Under this pressure, Marshall travels to Bridgeport, Conn., where Joseph Spell (Sterling K. Brown, of “Our Idiot Brother”) has been accused of rape by his employer, wealthy socialite Eleanor Strubing (Kate Hudson, of “Mother’s Day”). She insists that he raped her, but he insists that he’s innocent—and so Marshall takes the case, even though he can’t practice law in Connecticut. All he needs is for a local lawyer to take the case and then pass it off, which is where Sam Friedman (Josh Gad, of “Beauty and the Beast”) comes in, with years of experience in civil court defending insurance companies against making payments to little old ladies.
But then the case is assigned to a hotshot prosecutor with his eye on a Senate seat and a rigid sense of his own white superiority, and to a judge who knows the prosecutor’s family and who will do everything he can to maintain the status quo, no matter how oppressive it is, and he bans Marshall from speaking at all in court. Instead, he can only advise Friedman, who must defend Spell on his own—and who, as a Jewish American, must suffer from prejudice and attack by the same racists who have no problem lobbing slurs and threats of violence at Thurgood, too.

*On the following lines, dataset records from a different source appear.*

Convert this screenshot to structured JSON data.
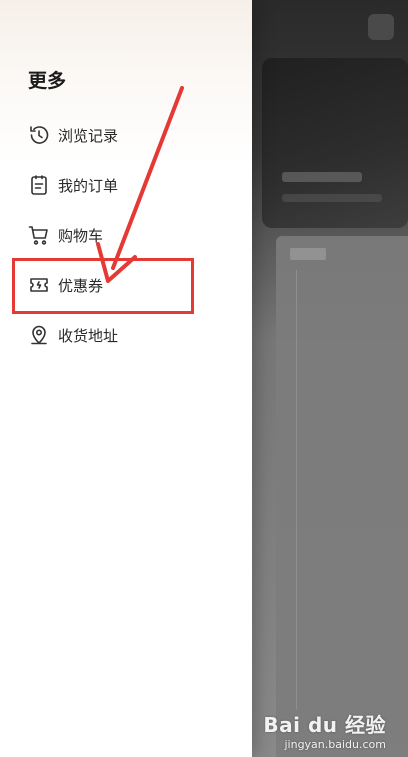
{
  "drawer": {
    "title": "更多",
    "items": [
      {
        "label": "浏览记录",
        "icon": "history-icon"
      },
      {
        "label": "我的订单",
        "icon": "order-list-icon"
      },
      {
        "label": "购物车",
        "icon": "cart-icon"
      },
      {
        "label": "优惠券",
        "icon": "coupon-icon"
      },
      {
        "label": "收货地址",
        "icon": "location-pin-icon"
      }
    ]
  },
  "annotation": {
    "color": "#e53935",
    "highlighted_item": "优惠券"
  },
  "watermark": {
    "brand": "Bai du 经验",
    "url": "jingyan.baidu.com"
  }
}
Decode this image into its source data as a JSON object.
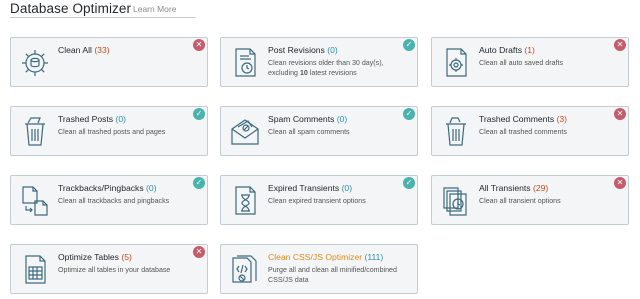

What comes next is your typical boilerplate courtroom drama, with the ups and downs typical of a format that moves unyieldingly forward from opening arguments to witness questioning to cross examination to closing arguments. But what frustrates here is that because Marshall can only advise, he doesn’t deliver the probing questions or the knockout punches in the courtroom, nor does he directly suffer the defeats. Instead, that position is occupied by Gad, who has nice chemistry with Boseman but, well, the film isn’t named “Friedman,” it’s named “Marshall,” and the titular character himself just isn’t given enough to do.
On the one hand, the fact that Marshall doesn’t solely bear the responsibilities of Spell's defense attorney provides the film with the opportunity to place Marshall in different situations, whether it’s investigating the crime scene or getting to know the family of the local NAACP representative, and of course Boseman exudes such intelligence and likability that he’s wonderful in any setting. But on the other hand, while the movie’s larger points about the civil rights movement and its need for a variety of allies are valid, they still translate into reductive scenes like Marshall realizing from a random flirty woman’s comment the key behind the case, or the villains’ ham-fisted cruelty, or black-and-white flashback scenes that depict the alleged rape in a lurid way. For all the nuance the movie wants to provide Marshall, Friedman, and their partnership, too many other elements are superficially presented.
That’s a shame, because after seeing Boseman in this film, it’s clear that he would have similarly excelled in an adaptation of a different case the legendary lawyer handled—Brown v. Board of Education being the most obvious choice, and the one with the most impact for decades to come. Both Boseman and Marshall deserved more than the film we received.